Der Bonner Rat hat das Bürgerbegehren am 24. September 2009 für unzulässig erklärt. Denkmalschutz sei keine gemeindliche Angelegenheit, sondern eine staatliche Pflichtaufgabe. Daher habe der Rat keine Entscheidungskompetenz, und deshalb könnten die Bürger auch keine Entscheidung anstelle des Rates treffen, hieß es zur Begründung.
Bürgerbegehren "Pro Panoramapark"
Träger: Verein "Bürger-Pro-Panoramapark"
Status: Bürgerbegehren unzulässig
Aktuelles/Ergebnis: Die Bürgerinitiative "Pro-Panoramapark" setzte sich dafür ein, dass ein rund 11.000 Quadratmeter großes städtisches Areal am Bad Godesberger Rheinufer nicht an private Investoren verkauft wird. Es wurde befürchtet, das parkähnliche Grundstück, auf dem sich ein wertvoller Baumbestand und ein ehemaliges Gründerzeit-Hotel befindet, könne für Bauzwecke genutzt werden.
Die Unterschriftensammlung für das Bürgerbegehren hatte am 30. August 2004 begonnen. Am 6. Dezember 2004 hatten die Initiatoren des Bürgerbegehrens 4.935 Unterschriften für das Begehren bei der Stadt eingereicht. Der Rat der Stadt hat das Bürgerbegehren im Juli 2005 für unzulässig erklärt. Die Bürgerinitiative hatte hiergegen Klage beim Verwaltungsgericht Köln eingereicht.
Das Verwaltungsgericht (VG) Köln hat am 2. März 2007 die Klage der Initiatoren des im Stadtbezirk Bad Godesberg durchgeführten Bürgerbegehrens "Pro Panoramapark" abgewiesen. Damit ist die Rechtsauffassung der Stadt erneut in vollem Umfang bestätigt worden. Auch für die Richter handelt es sich bei dem Bürgerbegehren "Pro Panoramapark - den Charakter des Bad Godesberger Rheinufers wahren" um eine gesamtstädtische und nicht um eine stadtbezirkliche Angelegenheit.
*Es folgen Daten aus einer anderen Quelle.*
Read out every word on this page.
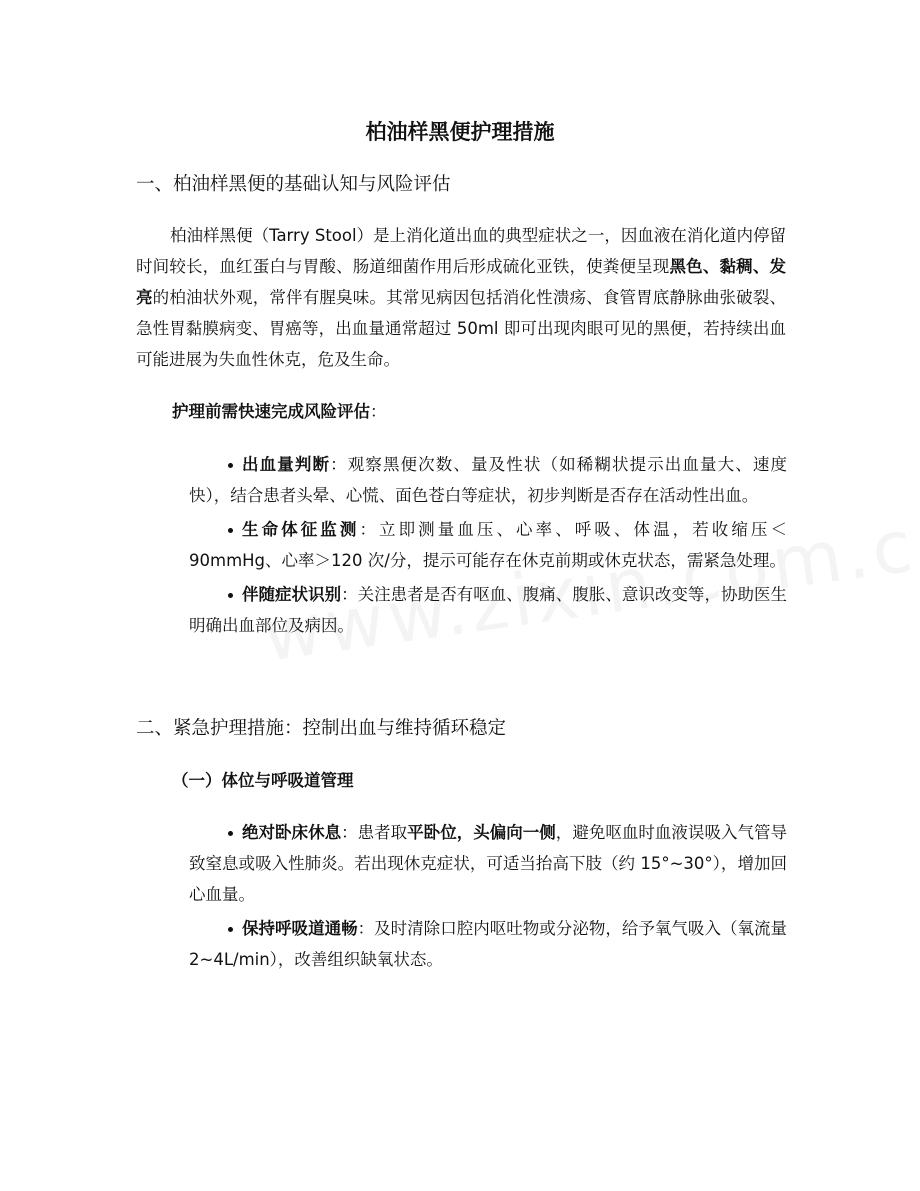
柏油样黑便护理措施
一、柏油样黑便的基础认知与风险评估

柏油样黑便（Tarry Stool）是上消化道出血的典型症状之一，因血液在消化道内停留时间较长，血红蛋白与胃酸、肠道细菌作用后形成硫化亚铁，使粪便呈现黑色、黏稠、发亮的柏油状外观，常伴有腥臭味。其常见病因包括消化性溃疡、食管胃底静脉曲张破裂、急性胃黏膜病变、胃癌等，出血量通常超过 50ml 即可出现肉眼可见的黑便，若持续出血可能进展为失血性休克，危及生命。

护理前需快速完成风险评估：

出血量判断：观察黑便次数、量及性状（如稀糊状提示出血量大、速度快），结合患者头晕、心慌、面色苍白等症状，初步判断是否存在活动性出血。
生命体征监测：立即测量血压、心率、呼吸、体温，若收缩压＜90mmHg、心率＞120 次/分，提示可能存在休克前期或休克状态，需紧急处理。
伴随症状识别：关注患者是否有呕血、腹痛、腹胀、意识改变等，协助医生明确出血部位及病因。
二、紧急护理措施：控制出血与维持循环稳定

（一）体位与呼吸道管理

绝对卧床休息：患者取平卧位，头偏向一侧，避免呕血时血液误吸入气管导致窒息或吸入性肺炎。若出现休克症状，可适当抬高下肢（约 15°~30°），增加回心血量。
保持呼吸道通畅：及时清除口腔内呕吐物或分泌物，给予氧气吸入（氧流量 2~4L/min），改善组织缺氧状态。
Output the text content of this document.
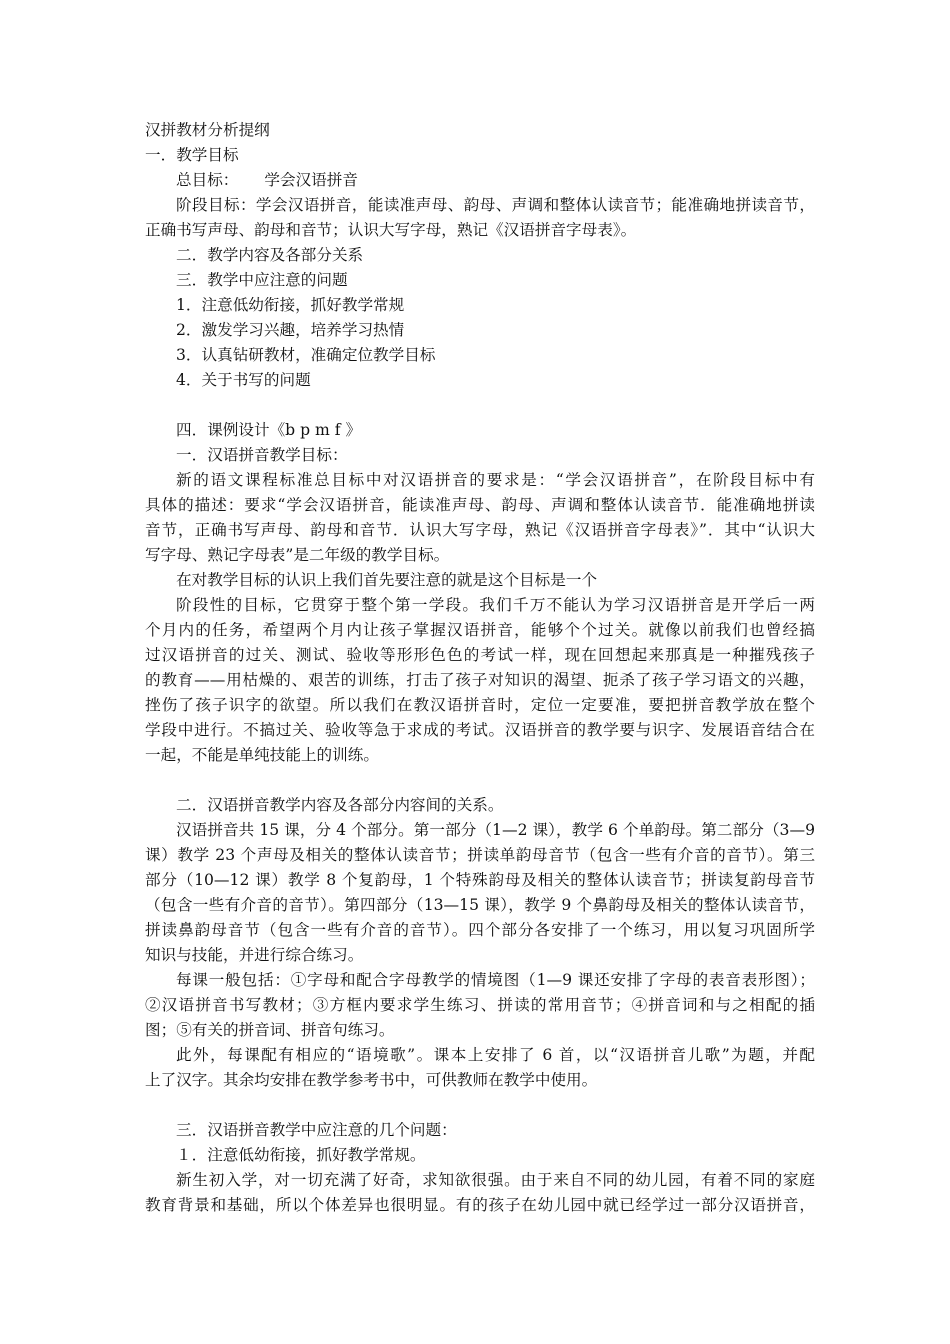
汉拼教材分析提纲
一．教学目标
总目标： 学会汉语拼音
阶段目标：学会汉语拼音，能读准声母、韵母、声调和整体认读音节；能准确地拼读音节，
正确书写声母、韵母和音节；认识大写字母，熟记《汉语拼音字母表》。
二．教学内容及各部分关系
三．教学中应注意的问题
1．注意低幼衔接，抓好教学常规
2．激发学习兴趣，培养学习热情
3．认真钻研教材，准确定位教学目标
4．关于书写的问题
四．课例设计《b p m f 》
一．汉语拼音教学目标：
新的语文课程标准总目标中对汉语拼音的要求是：“学会汉语拼音”，在阶段目标中有
具体的描述：要求“学会汉语拼音，能读准声母、韵母、声调和整体认读音节．能准确地拼读
音节，正确书写声母、韵母和音节．认识大写字母，熟记《汉语拼音字母表》”．其中“认识大
写字母、熟记字母表”是二年级的教学目标。
在对教学目标的认识上我们首先要注意的就是这个目标是一个
阶段性的目标，它贯穿于整个第一学段。我们千万不能认为学习汉语拼音是开学后一两
个月内的任务，希望两个月内让孩子掌握汉语拼音，能够个个过关。就像以前我们也曾经搞
过汉语拼音的过关、测试、验收等形形色色的考试一样，现在回想起来那真是一种摧残孩子
的教育——用枯燥的、艰苦的训练，打击了孩子对知识的渴望、扼杀了孩子学习语文的兴趣，
挫伤了孩子识字的欲望。所以我们在教汉语拼音时，定位一定要准，要把拼音教学放在整个
学段中进行。不搞过关、验收等急于求成的考试。汉语拼音的教学要与识字、发展语音结合在
一起，不能是单纯技能上的训练。
二．汉语拼音教学内容及各部分内容间的关系。
汉语拼音共 15 课，分 4 个部分。第一部分（1—2 课），教学 6 个单韵母。第二部分（3—9
课）教学 23 个声母及相关的整体认读音节；拼读单韵母音节（包含一些有介音的音节）。第三
部分（10—12 课）教学 8 个复韵母，1 个特殊韵母及相关的整体认读音节；拼读复韵母音节
（包含一些有介音的音节）。第四部分（13—15 课），教学 9 个鼻韵母及相关的整体认读音节，
拼读鼻韵母音节（包含一些有介音的音节）。四个部分各安排了一个练习，用以复习巩固所学
知识与技能，并进行综合练习。
每课一般包括：①字母和配合字母教学的情境图（1—9 课还安排了字母的表音表形图）；
②汉语拼音书写教材；③方框内要求学生练习、拼读的常用音节；④拼音词和与之相配的插
图；⑤有关的拼音词、拼音句练习。
此外，每课配有相应的“语境歌”。课本上安排了 6 首，以“汉语拼音儿歌”为题，并配
上了汉字。其余均安排在教学参考书中，可供教师在教学中使用。
三．汉语拼音教学中应注意的几个问题：
１．注意低幼衔接，抓好教学常规。
新生初入学，对一切充满了好奇，求知欲很强。由于来自不同的幼儿园，有着不同的家庭
教育背景和基础，所以个体差异也很明显。有的孩子在幼儿园中就已经学过一部分汉语拼音，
Denn Gegenstand des Bürgerbegehrens war der anstehende Verkauf städtischer Grundstücksparzellen, die der Bauherr für sein Vorhaben benötigt. Der Verkauf städtischer Grundstücke ist nach der Beurteilung des Gerichts von gesamtstädtischer Bedeutung. Dem Bürgerbegehren fehle es daher bereits an der für ein gesamtstädtisches Bürgerbegehren erforderlichen Stimmenzahl.